Many people in bipolar support groups counsel the newly diagnosed not to feel shame for things they did while they were in episode: it was the disease that did it, not them is the reasoning. This cleaving of the self, I think, does not help us get a handle on the illness and its effects on others in our life. In fact, it strikes me as downright irresponsible: you never have to make amends for anything you did.
Denial of the damage we cause is linked to this exculpation due to mania. Some say that making amends has nothing to do with apologizing. Warped logic causes it to mean nothing more than admitting to yourself what you did without making restitution or apology to those we harmed while addicted or in the throes of mental illness. I find this cheap recovery and I am suspicious of anyone who flaunts it.
Too often, I have seen people who insist that their sickness absolves them relapse repeatedly. Perhaps it is due to the fact that they do not understand the seriousness of their disorder. Or maybe they desire license to act on impulses that they would reject on moral grounds if they were in their better minds.
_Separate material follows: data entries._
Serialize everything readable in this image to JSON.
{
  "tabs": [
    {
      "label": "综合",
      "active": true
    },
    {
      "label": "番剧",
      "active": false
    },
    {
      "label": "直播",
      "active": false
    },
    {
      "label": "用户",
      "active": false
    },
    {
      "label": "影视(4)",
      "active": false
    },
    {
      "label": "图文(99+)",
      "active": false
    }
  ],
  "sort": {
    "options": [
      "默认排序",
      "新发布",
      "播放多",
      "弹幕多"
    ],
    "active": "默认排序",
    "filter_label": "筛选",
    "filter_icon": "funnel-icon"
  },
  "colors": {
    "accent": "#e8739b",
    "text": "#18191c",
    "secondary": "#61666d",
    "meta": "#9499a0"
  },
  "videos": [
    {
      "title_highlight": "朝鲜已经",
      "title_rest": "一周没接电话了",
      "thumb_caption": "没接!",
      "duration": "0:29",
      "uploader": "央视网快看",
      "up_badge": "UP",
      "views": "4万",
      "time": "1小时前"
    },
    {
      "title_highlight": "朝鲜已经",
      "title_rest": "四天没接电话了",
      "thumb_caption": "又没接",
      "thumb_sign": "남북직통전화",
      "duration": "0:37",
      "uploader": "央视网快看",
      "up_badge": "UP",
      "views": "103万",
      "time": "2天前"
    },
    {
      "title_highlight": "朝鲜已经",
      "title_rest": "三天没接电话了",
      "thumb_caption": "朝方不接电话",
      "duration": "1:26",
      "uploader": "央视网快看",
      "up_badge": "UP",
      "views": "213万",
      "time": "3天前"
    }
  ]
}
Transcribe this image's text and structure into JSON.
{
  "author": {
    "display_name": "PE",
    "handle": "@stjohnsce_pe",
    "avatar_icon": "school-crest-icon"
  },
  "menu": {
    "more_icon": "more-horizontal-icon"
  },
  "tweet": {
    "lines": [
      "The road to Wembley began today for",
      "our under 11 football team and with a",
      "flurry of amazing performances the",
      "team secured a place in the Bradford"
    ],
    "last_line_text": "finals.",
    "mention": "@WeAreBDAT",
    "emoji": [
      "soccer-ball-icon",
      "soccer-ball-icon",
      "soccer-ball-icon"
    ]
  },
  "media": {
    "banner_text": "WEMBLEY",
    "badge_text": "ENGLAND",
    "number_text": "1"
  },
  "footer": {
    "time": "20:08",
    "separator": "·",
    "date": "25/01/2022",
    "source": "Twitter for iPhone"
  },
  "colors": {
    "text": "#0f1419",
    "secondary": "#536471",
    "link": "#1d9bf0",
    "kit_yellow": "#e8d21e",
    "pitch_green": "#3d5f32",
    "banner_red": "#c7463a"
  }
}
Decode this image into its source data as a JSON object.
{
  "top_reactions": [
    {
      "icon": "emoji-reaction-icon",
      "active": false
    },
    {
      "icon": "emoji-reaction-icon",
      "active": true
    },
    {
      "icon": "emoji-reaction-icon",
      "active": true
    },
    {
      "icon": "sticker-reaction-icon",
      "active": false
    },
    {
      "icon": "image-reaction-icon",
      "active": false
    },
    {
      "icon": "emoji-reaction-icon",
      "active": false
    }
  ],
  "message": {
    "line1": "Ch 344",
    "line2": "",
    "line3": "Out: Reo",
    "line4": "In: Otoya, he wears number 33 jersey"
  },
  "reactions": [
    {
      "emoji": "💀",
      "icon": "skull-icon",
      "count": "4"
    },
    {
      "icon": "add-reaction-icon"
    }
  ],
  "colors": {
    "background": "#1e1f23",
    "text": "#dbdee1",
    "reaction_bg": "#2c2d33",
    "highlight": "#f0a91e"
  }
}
I take a different approach: I am responsible for my actions even when I do not remember them. Because of my denial of my illness, I harmed others. Therefore I either make peace with them or avoid them so they are not disturbed or shocked by my return to their lives.
(Families might find it better for their sanity to forgive things done in episode for the sake of their sanity while expecting the patient who now knows better to take proper steps to minimize further recurrences.)
But there is a bonus: because I am accountable, I get to own the good things I did with more resolve. I get to own the steps I have taken towards resilience.
Here is the grim truth: if I do not take ownership of the bad things I did while in episode, I cannot own the good things I accomplished. To claim otherwise invokes an irresponsibility that case workers and other mental health practitioners best not encourage.
I could not agree more with you, however I believe that whether the forgiver chooses to look at wrongful acts done through bipolar colored glasses is up to them ultimately. And there’s nothing wrong with them choosing to do so, but seeing it used as a crutch, excuse, no thank you.
This makes total sense to me, and I do hear that all the time from psychiatrists and psychologists alike. I think at the core of it all, there is shame for what we did while in an episode. And I personally believe that it is the shame that we should not be responsible for. We should be responsible for the actions committed during an episode and apologize, but more than anything forgive ourselves and not feel ashamed.
I think a little bit of shame keeps us out of future troubles, but not so much that we become paralyzed.